Now suppose we want the marginal distributions of $S$ and $T$. $$ f_S(s) = \int_s^\infty f_{S,T}(s,t)\,dt = \int_s^\infty e^{-t}\,dt = e^{-s}\text { if }s>0. $$ So $S$ is exponentially distributed with expected value $1$. $$ f_T(t) = \int_0^t f_{S,T}(s,t)\,ds = \int_0^t e^{-t} \,ds = te^{-t}\text{ if }t>0. $$ So $T$ has the same Gamma distribution that $V$ has.

Perhaps some further insight can be afforded by two additional exercises:

• Show that the distribution of $T-S$ is the same as the distribution of $S$.
• Show that $T-S$ and $S$ are independent.

From these it follows that $T$ is the sum of two independent exponentially distributed random variables.

BTW, the phrase "product of distributions" isn't quite right.

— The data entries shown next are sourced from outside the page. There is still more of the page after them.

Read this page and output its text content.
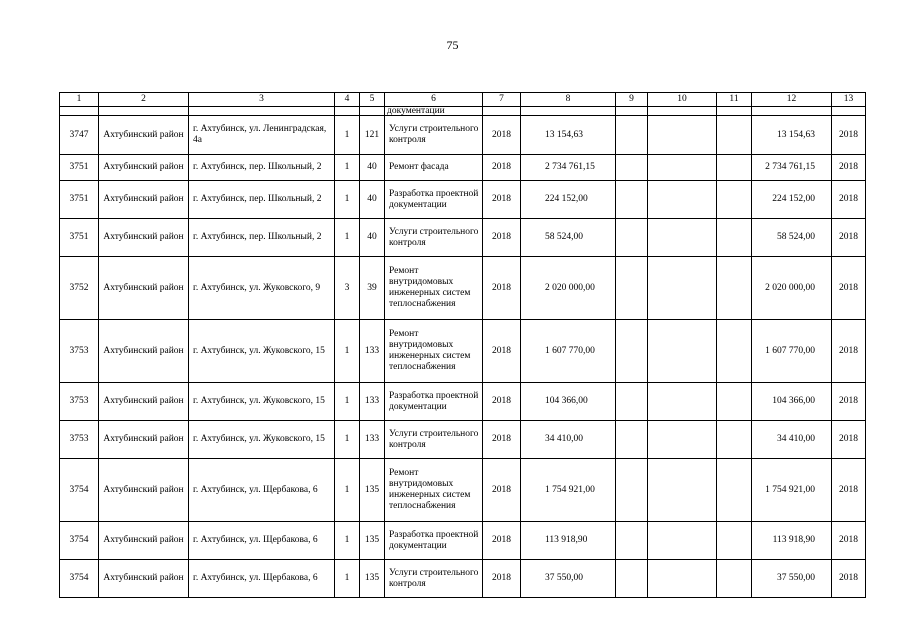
75
1	2	3	4	5	6	7	8	9	10	11	12	13
					документации							
3747	Ахтубинский район	г. Ахтубинск, ул. Ленинградская, 4а	1	121	Услуги строительного контроля	2018	13 154,63				13 154,63	2018
3751	Ахтубинский район	г. Ахтубинск, пер. Школьный, 2	1	40	Ремонт фасада	2018	2 734 761,15				2 734 761,15	2018
3751	Ахтубинский район	г. Ахтубинск, пер. Школьный, 2	1	40	Разработка проектной документации	2018	224 152,00				224 152,00	2018
3751	Ахтубинский район	г. Ахтубинск, пер. Школьный, 2	1	40	Услуги строительного контроля	2018	58 524,00				58 524,00	2018
3752	Ахтубинский район	г. Ахтубинск, ул. Жуковского, 9	3	39	Ремонт внутридомовых инженерных систем теплоснабжения	2018	2 020 000,00				2 020 000,00	2018
3753	Ахтубинский район	г. Ахтубинск, ул. Жуковского, 15	1	133	Ремонт внутридомовых инженерных систем теплоснабжения	2018	1 607 770,00				1 607 770,00	2018
3753	Ахтубинский район	г. Ахтубинск, ул. Жуковского, 15	1	133	Разработка проектной документации	2018	104 366,00				104 366,00	2018
3753	Ахтубинский район	г. Ахтубинск, ул. Жуковского, 15	1	133	Услуги строительного контроля	2018	34 410,00				34 410,00	2018
3754	Ахтубинский район	г. Ахтубинск, ул. Щербакова, 6	1	135	Ремонт внутридомовых инженерных систем теплоснабжения	2018	1 754 921,00				1 754 921,00	2018
3754	Ахтубинский район	г. Ахтубинск, ул. Щербакова, 6	1	135	Разработка проектной документации	2018	113 918,90				113 918,90	2018
3754	Ахтубинский район	г. Ахтубинск, ул. Щербакова, 6	1	135	Услуги строительного контроля	2018	37 550,00				37 550,00	2018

This is about the distribution of a product, not about the product of distributions.

Answer 2

Brute force: let $S = UV$. Then $$\begin{align*} \Pr[S \le s] &= \Pr[UV \le s] = \Pr[V \le s/U] = \int_{u=0}^1 \Pr[V \le s/u] f_U(u) \, du \\ &= \int_{u=0}^1 \int_{v = 0}^{s/u} \frac{b^a v^{a-1} e^{-bv}}{\Gamma(a)} \, dv \, du \\ &= \frac{b^a}{\Gamma(a)} \left( \int_{v=s}^{\infty} \int_{u=0}^{s/v} v^{a-1} e^{-bv} \, du \, dv + \int_{v=0}^s \int_{u=0}^1 v^{a-1} e^{-bv} \, du \, dv \right) \\ &= \frac{b^a}{\Gamma(a)} \left( \int_{v=s}^\infty s v^{a-2} e^{-bv} \, dv + \int_{v=0}^s v^{a-1} e^{-bv} \, dv \right). \end{align*}$$ For $a = 2$, $b = 1$, we get $$\Pr[S \le s] = s \int_{v=s}^\infty e^{-v} \, dv + \int_{v=0}^s v e^{-v} \, dv = s e^{-s} + (1 - (1+s)e^{-s}) = 1 - e^{-s},$$ hence $S$ is exponential with rate parameter $1$, as claimed.

Answer 3

If $U\sim U(0,1)$ then $f_U(u)=1 I_{[0,1]}(u)$ and $V\sim\Gamma(2,1)$ then $f_V(v)=ve^{-v}I_{[0,\infty]}(v)$

Now take $W=g_1(U,V)=UV$ and $Z=g_2(U,V)=V$ thus $$J=\begin{bmatrix}\frac{\partial W}{\partial U}&&\frac{\partial W}{\partial V}\\\frac{\partial Z}{\partial U}&&\frac{\partial W}{\partial V}\end{bmatrix}=v\Rightarrow |J|^{-1}=\frac{1}{v}$$ You know that $$f_{W,Z}(w,z)=f_{U,V}(u,v)(g_1^{-1}(w,z),g_2^{-1}(w,z))|J|^{-1}=e^{-z}I_{[0,\infty]}(z)$$ $$f_Z(z)=\int_0^1e^{-z}dw=e^{-z}I_{[0,\infty]}(z)$$

Why integrate from $[0,1]$? Since that $U$ is defined from $[0,1]$ and $V$ in $[0,\infty]$ then the product $UV$ It is defined only between $[0,1]$ because if $U>1\Rightarrow UV=0$

I'm not completely sure of my idea since a while since I probability.